The Setting: James Dugan's* dining room with three other 12 year olds. James informs I've just randomly rolled up my first Advanced D+D character: a half-orc.


Action: Forget everything you know about orcs now-a-days. The half-orc in the Player's Hand Book wasn't exactly the "go to guy" for character generation. The fantasy adventure game that builds a magic land of swords and sorcery could randomly turn one of the players into a monster you've killed countless times, back in the Basic / Expert Games. Nobody 'played' the half-orc. Not on purpose.

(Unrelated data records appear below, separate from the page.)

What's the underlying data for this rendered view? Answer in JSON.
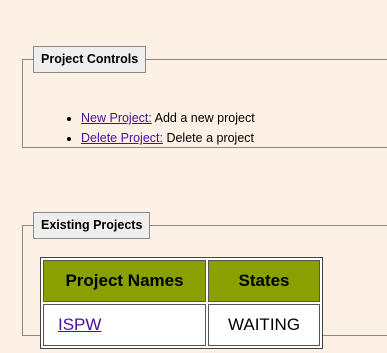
{
  "project_controls": {
    "legend": "Project Controls",
    "items": [
      {
        "link": "New Project:",
        "description": " Add a new project"
      },
      {
        "link": "Delete Project:",
        "description": " Delete a project"
      }
    ]
  },
  "existing_projects": {
    "legend": "Existing Projects",
    "columns": [
      "Project Names",
      "States"
    ],
    "rows": [
      {
        "name": "ISPW",
        "state": "WAITING"
      }
    ]
  },
  "colors": {
    "page_background": "#fcf1e4",
    "header_fill": "#8a9f00",
    "link": "#4a0f9c",
    "legend_background": "#eeeeee"
  }
}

Everybody wanted to be Gandalf, Aragorn, or Legolas (or one of the stars from the movie, Excalibur), which made for a strange experience around the table, with nobody (except James, who owned the books) having seen the PHB picture of a half-orc before that night.
 
TAKE THE GOOD WITH THE BAD...AND THE UGLY

The upside was I also rolled my first, officially corroborated, straight 18 Strength roll (with the percentage bonus and everything) that night. We chewed up a lot of time with character generation, but eventually we found an abandoned castle, fought off a few wolves, and I battled 2 skeletons before falling into a spiked pit trap: most of it determined by James through random die rolls (some behind the screen, some not). That's how he DM’d, and since he was the only one with the DMG, we figured that's how you played Advanced D+D. Later, I learned he determined everything by random die rolls. That's how I got the half-orc in the first place.

 

The Take Away: I out-lasted everybody but the fighter (who was quickly killed by another skeleton down the hall). So, even though we didn't make it out of the first level, we still had fun. What kind I say? The game builds character.





*(For legal purposes, not his real name. And the above picture is from the 1978 Player's Handbook by Gary Gygax, pg. 18. Trademarked by TSR/ Wizards of the Coast, 2012).